Nem todos os autores, pensadores, estudiosos e doutrinadores concordaram com a visão Kelsiana, que afasta o Direito da Moral; em decorrência, tem-se o surgimento da quarta teoria, conhecida como Teoria dos Círculos Secantes, elaborada por Claude du Pasquier[31]. Para o jurista francês, toda norma jurídica possuía conteúdo moral, mas a recíproca não era verdadeira. Aclareando, existem normas jurídicas que não são abrangidas pela Moral. Seguindo esta linha de raciocínio, pode-se dizer que Direito e Moral possuem uma área de intersecção, apesar de sua independência.
Depreende-se que os defensores dessa corrente entendem que existem regras morais não jurídicas e regras jurídicas amorais e imorais.
Hart[32] ratifica o alhures mencionado ao longo de sua obra O conceito de Direito ao defender a existência de uma conexão entre Direito e Moral, em que pese sua autonomia.
Jürgen Habermas[33], filósofo e sociólogo alemão, defende uma complementaridade recíproca entre Direito e Moral:
Eu penso que no nível de fundamentação pós-metafísico, tanto as regras morais como as jurídicas diferenciam-se da eticidade tradicional, colocando-se como dois tipos diferentes de normas de ação, que surgem lado a lado, complementando-se[34].

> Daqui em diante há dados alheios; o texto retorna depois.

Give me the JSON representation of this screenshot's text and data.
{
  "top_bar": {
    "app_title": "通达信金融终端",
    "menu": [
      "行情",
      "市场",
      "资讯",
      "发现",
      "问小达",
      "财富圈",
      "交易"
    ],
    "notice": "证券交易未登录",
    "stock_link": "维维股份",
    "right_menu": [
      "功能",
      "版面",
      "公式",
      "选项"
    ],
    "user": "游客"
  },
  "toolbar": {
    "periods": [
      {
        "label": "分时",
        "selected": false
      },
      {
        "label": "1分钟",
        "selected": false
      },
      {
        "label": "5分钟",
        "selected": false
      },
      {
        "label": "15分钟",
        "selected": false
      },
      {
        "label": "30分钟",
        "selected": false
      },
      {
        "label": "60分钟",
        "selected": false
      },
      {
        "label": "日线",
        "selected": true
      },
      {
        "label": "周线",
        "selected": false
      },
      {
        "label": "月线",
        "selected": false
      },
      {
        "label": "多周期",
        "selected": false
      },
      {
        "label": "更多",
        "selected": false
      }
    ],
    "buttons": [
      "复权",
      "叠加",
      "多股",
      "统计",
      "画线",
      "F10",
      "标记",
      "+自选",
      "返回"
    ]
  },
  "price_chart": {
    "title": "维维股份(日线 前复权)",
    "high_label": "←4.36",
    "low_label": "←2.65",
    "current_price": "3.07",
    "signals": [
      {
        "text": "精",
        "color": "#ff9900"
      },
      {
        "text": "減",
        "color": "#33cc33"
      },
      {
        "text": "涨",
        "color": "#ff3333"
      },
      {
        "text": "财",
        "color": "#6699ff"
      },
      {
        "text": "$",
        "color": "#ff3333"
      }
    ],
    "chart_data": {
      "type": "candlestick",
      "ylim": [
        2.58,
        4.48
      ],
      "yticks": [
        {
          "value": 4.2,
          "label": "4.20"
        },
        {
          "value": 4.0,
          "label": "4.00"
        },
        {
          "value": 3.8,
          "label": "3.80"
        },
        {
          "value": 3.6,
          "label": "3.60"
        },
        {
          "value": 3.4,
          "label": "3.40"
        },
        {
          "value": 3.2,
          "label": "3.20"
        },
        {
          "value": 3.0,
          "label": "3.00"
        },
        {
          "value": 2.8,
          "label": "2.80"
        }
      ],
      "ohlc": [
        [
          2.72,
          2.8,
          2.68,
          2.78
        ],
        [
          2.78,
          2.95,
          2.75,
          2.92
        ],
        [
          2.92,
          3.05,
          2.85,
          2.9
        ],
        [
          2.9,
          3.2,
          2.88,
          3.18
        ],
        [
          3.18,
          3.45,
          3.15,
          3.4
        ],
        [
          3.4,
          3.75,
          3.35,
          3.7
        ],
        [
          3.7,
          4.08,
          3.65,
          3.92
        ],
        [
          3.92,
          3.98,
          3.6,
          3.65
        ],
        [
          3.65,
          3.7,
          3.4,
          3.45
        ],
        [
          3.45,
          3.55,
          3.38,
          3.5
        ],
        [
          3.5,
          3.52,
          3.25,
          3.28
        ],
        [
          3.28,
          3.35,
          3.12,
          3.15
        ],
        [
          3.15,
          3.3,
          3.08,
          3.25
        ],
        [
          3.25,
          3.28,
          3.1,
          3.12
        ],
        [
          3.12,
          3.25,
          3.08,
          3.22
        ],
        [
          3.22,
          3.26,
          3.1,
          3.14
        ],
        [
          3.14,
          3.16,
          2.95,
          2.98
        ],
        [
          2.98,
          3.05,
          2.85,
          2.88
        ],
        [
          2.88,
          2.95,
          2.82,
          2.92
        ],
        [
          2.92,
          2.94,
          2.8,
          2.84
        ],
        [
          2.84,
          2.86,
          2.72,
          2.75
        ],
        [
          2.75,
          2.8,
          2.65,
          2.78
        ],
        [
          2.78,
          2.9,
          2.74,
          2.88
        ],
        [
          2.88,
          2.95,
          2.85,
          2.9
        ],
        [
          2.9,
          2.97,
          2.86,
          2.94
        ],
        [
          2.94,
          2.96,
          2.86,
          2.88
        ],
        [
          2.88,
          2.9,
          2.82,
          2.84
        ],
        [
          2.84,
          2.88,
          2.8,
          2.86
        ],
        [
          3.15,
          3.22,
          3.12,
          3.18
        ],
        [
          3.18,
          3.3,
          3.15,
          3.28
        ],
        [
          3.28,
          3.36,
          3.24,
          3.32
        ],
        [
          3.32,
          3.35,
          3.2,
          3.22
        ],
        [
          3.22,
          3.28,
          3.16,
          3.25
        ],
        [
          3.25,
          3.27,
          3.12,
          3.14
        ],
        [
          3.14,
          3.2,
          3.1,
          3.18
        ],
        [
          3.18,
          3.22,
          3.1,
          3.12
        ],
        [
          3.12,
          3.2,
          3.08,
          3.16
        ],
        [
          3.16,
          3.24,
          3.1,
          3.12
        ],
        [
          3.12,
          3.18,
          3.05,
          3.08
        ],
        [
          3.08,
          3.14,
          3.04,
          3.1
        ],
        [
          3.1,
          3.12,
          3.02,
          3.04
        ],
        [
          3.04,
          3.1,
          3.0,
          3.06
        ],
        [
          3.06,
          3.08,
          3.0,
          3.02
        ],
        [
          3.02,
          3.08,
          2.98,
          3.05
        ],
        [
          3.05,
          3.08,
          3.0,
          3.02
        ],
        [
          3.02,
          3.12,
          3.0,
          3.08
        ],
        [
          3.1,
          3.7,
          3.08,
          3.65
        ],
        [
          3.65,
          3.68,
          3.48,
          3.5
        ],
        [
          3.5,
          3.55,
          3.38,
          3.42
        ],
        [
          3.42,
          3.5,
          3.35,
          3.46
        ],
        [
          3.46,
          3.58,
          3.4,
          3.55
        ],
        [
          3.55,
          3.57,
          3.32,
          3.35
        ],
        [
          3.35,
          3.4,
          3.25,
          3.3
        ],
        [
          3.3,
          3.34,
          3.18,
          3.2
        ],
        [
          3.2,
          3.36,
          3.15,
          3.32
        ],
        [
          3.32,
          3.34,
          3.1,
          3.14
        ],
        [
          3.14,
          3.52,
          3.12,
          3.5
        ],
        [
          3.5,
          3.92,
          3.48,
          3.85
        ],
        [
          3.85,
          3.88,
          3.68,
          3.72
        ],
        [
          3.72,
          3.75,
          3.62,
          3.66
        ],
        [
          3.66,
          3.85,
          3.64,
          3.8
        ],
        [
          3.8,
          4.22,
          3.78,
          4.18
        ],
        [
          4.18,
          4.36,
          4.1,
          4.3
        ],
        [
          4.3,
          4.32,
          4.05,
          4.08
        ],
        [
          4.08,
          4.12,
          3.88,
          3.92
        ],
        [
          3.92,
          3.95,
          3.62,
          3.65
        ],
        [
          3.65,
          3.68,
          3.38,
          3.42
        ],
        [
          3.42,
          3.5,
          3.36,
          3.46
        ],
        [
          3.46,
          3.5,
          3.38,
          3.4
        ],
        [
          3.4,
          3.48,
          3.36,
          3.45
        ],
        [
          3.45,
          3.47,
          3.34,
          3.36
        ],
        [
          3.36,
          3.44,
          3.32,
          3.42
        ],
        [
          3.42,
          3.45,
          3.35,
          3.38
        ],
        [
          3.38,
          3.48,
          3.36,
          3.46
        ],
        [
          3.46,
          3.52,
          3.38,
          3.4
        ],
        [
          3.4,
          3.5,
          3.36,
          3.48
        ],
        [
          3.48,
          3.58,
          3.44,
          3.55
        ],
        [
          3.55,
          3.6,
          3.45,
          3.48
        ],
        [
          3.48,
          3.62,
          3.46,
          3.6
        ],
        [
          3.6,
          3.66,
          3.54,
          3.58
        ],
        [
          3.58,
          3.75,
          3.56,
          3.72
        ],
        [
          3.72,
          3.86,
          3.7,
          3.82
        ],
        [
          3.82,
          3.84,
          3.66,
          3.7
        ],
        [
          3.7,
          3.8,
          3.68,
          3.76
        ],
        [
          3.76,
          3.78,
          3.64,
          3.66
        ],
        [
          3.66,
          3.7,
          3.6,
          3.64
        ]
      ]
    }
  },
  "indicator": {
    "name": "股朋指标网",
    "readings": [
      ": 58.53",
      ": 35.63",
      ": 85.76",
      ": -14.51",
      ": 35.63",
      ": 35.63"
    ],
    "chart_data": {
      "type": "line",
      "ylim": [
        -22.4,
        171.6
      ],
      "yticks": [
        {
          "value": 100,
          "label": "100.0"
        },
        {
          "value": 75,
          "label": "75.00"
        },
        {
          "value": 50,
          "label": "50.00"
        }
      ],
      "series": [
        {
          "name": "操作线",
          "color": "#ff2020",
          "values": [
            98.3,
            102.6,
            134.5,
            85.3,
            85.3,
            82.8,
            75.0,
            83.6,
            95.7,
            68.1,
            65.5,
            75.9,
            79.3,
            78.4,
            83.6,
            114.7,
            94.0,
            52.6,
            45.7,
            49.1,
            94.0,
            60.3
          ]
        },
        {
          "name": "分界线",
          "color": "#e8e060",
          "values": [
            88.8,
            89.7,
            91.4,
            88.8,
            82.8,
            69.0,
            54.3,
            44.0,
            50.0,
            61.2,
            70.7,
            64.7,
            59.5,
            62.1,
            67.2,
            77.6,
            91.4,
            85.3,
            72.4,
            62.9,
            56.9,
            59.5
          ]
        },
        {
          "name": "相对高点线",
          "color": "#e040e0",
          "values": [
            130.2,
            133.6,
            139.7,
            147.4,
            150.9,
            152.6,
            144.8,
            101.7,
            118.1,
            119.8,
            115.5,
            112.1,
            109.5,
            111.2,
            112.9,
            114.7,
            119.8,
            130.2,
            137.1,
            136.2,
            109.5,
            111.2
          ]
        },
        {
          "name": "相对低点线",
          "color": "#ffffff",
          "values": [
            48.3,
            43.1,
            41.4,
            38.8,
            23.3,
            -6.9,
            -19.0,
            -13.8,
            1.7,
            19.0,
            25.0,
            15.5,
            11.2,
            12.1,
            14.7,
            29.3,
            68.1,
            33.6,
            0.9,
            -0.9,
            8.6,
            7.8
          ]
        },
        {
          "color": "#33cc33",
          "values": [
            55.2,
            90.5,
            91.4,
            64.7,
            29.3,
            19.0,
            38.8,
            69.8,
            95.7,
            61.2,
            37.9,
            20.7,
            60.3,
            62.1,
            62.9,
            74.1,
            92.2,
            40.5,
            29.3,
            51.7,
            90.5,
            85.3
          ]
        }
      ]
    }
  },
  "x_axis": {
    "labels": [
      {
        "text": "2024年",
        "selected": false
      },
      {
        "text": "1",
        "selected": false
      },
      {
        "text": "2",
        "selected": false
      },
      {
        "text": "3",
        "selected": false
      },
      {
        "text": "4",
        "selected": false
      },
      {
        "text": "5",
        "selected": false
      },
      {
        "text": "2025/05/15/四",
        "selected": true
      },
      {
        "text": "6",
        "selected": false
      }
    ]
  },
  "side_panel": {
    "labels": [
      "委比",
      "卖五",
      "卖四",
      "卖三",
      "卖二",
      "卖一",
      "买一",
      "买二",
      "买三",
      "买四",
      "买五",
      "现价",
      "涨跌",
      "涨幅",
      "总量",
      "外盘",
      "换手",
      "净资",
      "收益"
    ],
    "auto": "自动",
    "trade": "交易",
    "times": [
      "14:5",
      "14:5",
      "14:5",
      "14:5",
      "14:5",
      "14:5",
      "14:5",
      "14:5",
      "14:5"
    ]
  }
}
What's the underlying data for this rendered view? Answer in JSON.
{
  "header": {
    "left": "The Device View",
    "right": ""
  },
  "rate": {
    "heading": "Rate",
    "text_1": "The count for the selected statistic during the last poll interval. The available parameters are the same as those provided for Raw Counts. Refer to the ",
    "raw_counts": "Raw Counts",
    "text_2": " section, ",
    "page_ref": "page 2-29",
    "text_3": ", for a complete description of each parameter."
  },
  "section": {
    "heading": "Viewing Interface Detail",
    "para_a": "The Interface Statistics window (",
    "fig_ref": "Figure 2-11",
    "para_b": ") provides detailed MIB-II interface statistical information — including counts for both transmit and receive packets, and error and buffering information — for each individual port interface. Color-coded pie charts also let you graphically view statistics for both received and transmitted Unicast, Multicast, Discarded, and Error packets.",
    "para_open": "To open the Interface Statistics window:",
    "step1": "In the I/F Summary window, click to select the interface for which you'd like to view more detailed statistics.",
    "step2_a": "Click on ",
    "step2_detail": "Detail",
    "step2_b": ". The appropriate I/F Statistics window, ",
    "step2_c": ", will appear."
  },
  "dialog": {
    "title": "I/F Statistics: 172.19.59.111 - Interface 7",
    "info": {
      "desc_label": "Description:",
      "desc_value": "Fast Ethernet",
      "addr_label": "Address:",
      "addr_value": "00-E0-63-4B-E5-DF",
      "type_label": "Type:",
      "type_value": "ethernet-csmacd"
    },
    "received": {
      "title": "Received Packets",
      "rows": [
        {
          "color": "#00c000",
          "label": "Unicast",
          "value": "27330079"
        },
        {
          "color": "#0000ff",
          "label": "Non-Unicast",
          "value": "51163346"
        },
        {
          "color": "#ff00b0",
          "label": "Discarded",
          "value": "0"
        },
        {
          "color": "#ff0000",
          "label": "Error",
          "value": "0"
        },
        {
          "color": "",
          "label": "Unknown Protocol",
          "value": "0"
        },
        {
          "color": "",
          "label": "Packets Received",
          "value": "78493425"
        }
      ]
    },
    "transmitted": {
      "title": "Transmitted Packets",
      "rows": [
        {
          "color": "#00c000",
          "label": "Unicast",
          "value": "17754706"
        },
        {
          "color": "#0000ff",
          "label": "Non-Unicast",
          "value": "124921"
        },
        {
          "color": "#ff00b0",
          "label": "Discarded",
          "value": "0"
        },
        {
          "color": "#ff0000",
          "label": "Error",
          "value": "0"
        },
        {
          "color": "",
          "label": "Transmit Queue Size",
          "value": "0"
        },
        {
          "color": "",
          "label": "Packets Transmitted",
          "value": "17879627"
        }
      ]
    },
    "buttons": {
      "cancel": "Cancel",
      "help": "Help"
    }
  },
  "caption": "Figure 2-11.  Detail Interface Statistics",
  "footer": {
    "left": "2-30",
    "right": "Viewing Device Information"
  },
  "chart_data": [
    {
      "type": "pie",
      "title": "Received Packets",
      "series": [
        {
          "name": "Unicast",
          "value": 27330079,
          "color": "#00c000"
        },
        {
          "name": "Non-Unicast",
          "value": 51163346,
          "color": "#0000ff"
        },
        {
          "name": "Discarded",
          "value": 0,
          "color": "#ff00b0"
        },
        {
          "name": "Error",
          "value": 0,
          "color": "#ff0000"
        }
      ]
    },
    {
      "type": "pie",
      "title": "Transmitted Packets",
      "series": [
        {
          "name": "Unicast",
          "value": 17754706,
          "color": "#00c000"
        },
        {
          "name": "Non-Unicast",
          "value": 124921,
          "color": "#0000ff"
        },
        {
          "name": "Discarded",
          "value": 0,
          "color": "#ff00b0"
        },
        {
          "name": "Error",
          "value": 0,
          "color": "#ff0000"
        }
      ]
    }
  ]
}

Habermas[35] assevera ainda:
[…] somente se levarmos em conta a racionalidade que habita o próprio direito poderemos assegurar a independência do sistema jurídico. No entanto, como o direito também se relaciona internamente com a política e com a moral, a racionalidade do direito não pode ser questão exclusiva do direito.
Miguel Reale[36] contrasta as correntes acima citadas comentando que:
Há, pois, que distinguir um campo de Direito que, se não é imoral, é pelo menos amoral, o que induz a representar o Direito e a Moral como dois círculos secantes. Podemos dizer que dessas duas representações – de dois círculos concêntricos e de dois círculos secantes, – a primeira corresponde à concepção ideal, e a segunda, à concepção real, das relações entre o Direito e a Moral.
A partir dessa crítica, Miguel Reale[37] adota a Teoria Tridimensional do Direito, que enxergava uma tripla face do Direito, qual seja: a do fato, a do valor e a da norma. Em suma, defendia o jurista:
Direito não é só norma, como quer Kelsen, Direito não é só fato, como rezam os marxistas ou os economistas do Direito, porque Direito não é economia. Direito não é produção econômica, mas envolve a produção econômica e nela interfere; o Direito não é principalmente valor, como pensam os adeptos do Direito Natural tomista, por exemplo, porque o Direito ao mesmo tempo é norma, é fato e é valor.